Lastly, CMS included extensive provisions on the Home Health Conditions of Participation and provided several ways in which home health agencies can meet the survey and certification requirements. Additionally, CMS explains their remedial actions should they find violations.
CMS will publish their final rule in the Federal Register on November 8, 2012. For more information, please visit the APTA’s website.
Outpatient
In addition to the changes to the Home Health Prospective Payment System, CMS also issued its 2013 final rule for the outpatient prospective payment system (OPPS) on November 1st. According to PT in Motion, CMS clarifies in this rule that “ it was not the intent of the agency in the [calendar year] 2012 OPPS final rule to establish different requirements for critical access hospitals (CAHs) and for OPPS hospitals for the same services. Therefore, physical therapy, speech therapy, and occupational therapy services that are paid under the OPPS are subject to the direct supervision requirements in 42 CFR § 410.27, whether they are furnished in OPPS hospitals or CAHs. The physical therapy, speech therapy, and occupational therapy services that are not paid under the OPPS and are paid instead under the Medicare Physician Fee Schedule are not subject to the direct supervision requirements in § 410.27, whether they are furnished in OPPS hospitals or in CAHs.”

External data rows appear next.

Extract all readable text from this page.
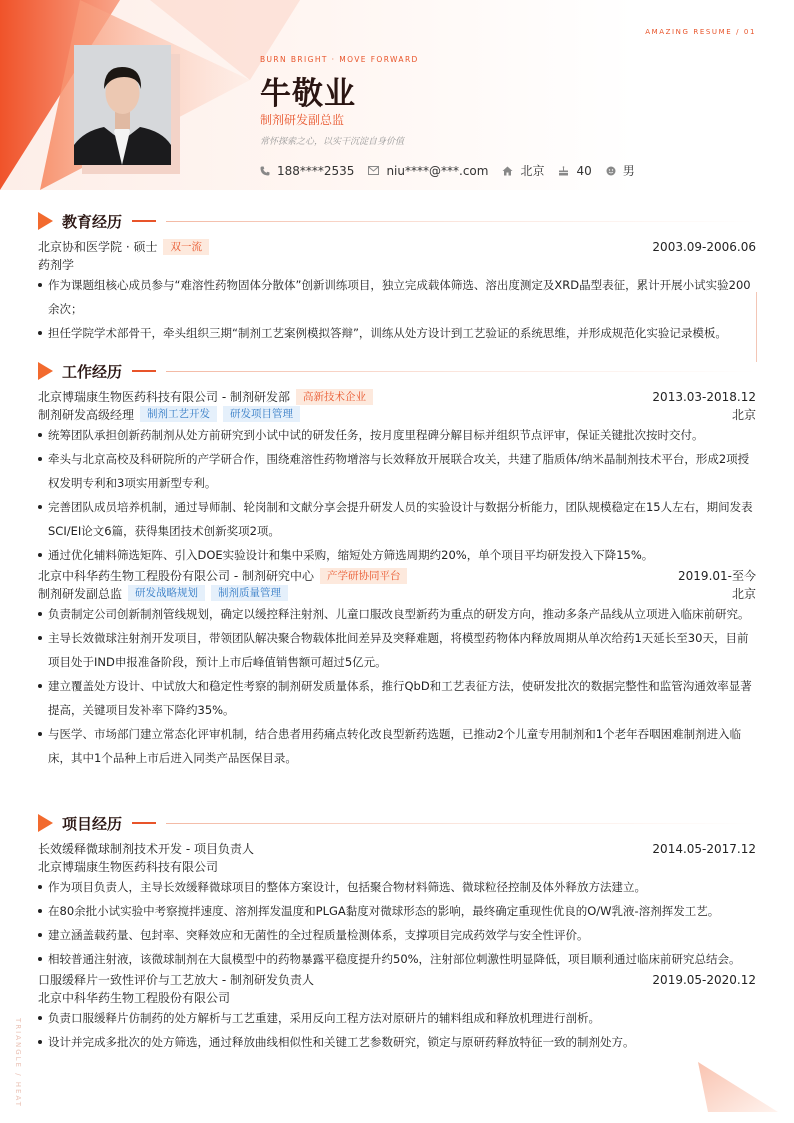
AMAZING RESUME / 01
BURN BRIGHT · MOVE FORWARD
牛敬业
制剂研发副总监
常怀探索之心，以实干沉淀自身价值
188****2535	niu****@***.com	北京	40	男
教育经历
北京协和医学院 · 硕士	双一流	2003.09-2006.06
药剂学
作为课题组核心成员参与“难溶性药物固体分散体”创新训练项目，独立完成载体筛选、溶出度测定及XRD晶型表征，累计开展小试实验200余次；
担任学院学术部骨干，牵头组织三期“制剂工艺案例模拟答辩”，训练从处方设计到工艺验证的系统思维，并形成规范化实验记录模板。
工作经历
北京博瑞康生物医药科技有限公司 - 制剂研发部	高新技术企业	2013.03-2018.12
制剂研发高级经理	制剂工艺开发	研发项目管理	北京
统筹团队承担创新药制剂从处方前研究到小试中试的研发任务，按月度里程碑分解目标并组织节点评审，保证关键批次按时交付。
牵头与北京高校及科研院所的产学研合作，围绕难溶性药物增溶与长效释放开展联合攻关，共建了脂质体/纳米晶制剂技术平台，形成2项授权发明专利和3项实用新型专利。
完善团队成员培养机制，通过导师制、轮岗制和文献分享会提升研发人员的实验设计与数据分析能力，团队规模稳定在15人左右，期间发表SCI/EI论文6篇，获得集团技术创新奖项2项。
通过优化辅料筛选矩阵、引入DOE实验设计和集中采购，缩短处方筛选周期约20%，单个项目平均研发投入下降15%。
北京中科华药生物工程股份有限公司 - 制剂研究中心	产学研协同平台	2019.01-至今
制剂研发副总监	研发战略规划	制剂质量管理	北京
负责制定公司创新制剂管线规划，确定以缓控释注射剂、儿童口服改良型新药为重点的研发方向，推动多条产品线从立项进入临床前研究。
主导长效微球注射剂开发项目，带领团队解决聚合物载体批间差异及突释难题，将模型药物体内释放周期从单次给药1天延长至30天，目前项目处于IND申报准备阶段，预计上市后峰值销售额可超过5亿元。
建立覆盖处方设计、中试放大和稳定性考察的制剂研发质量体系，推行QbD和工艺表征方法，使研发批次的数据完整性和监管沟通效率显著提高，关键项目发补率下降约35%。
与医学、市场部门建立常态化评审机制，结合患者用药痛点转化改良型新药选题，已推动2个儿童专用制剂和1个老年吞咽困难制剂进入临床，其中1个品种上市后进入同类产品医保目录。
项目经历
长效缓释微球制剂技术开发 - 项目负责人	2014.05-2017.12
北京博瑞康生物医药科技有限公司
作为项目负责人，主导长效缓释微球项目的整体方案设计，包括聚合物材料筛选、微球粒径控制及体外释放方法建立。
在80余批小试实验中考察搅拌速度、溶剂挥发温度和PLGA黏度对微球形态的影响，最终确定重现性优良的O/W乳液-溶剂挥发工艺。
建立涵盖载药量、包封率、突释效应和无菌性的全过程质量检测体系，支撑项目完成药效学与安全性评价。
相较普通注射液，该微球制剂在大鼠模型中的药物暴露平稳度提升约50%，注射部位刺激性明显降低，项目顺利通过临床前研究总结会。
口服缓释片一致性评价与工艺放大 - 制剂研发负责人	2019.05-2020.12
北京中科华药生物工程股份有限公司
负责口服缓释片仿制药的处方解析与工艺重建，采用反向工程方法对原研片的辅料组成和释放机理进行剖析。
设计并完成多批次的处方筛选，通过释放曲线相似性和关键工艺参数研究，锁定与原研药释放特征一致的制剂处方。
TRIANGLE / HEAT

Perhaps the most notable information contained in this rule is CMS’s implementation of the Medicare Part A to Part B Rebilling (AB Rebilling) Demonstration from 2012 through 2014, which “allows participating hospitals to receive 90% of the allowable Part B payment for Part A short-stay claims that are denied on the basis that the inpatient admission was not reasonable and necessary.” Participating hospitals need to simply rebill these denied Part A claims under Part B.
As this ruling has generated significant controversy, CMS has committed to taking the more than 350 public comments (summarized in the proposed rule) into consideration in future policymaking.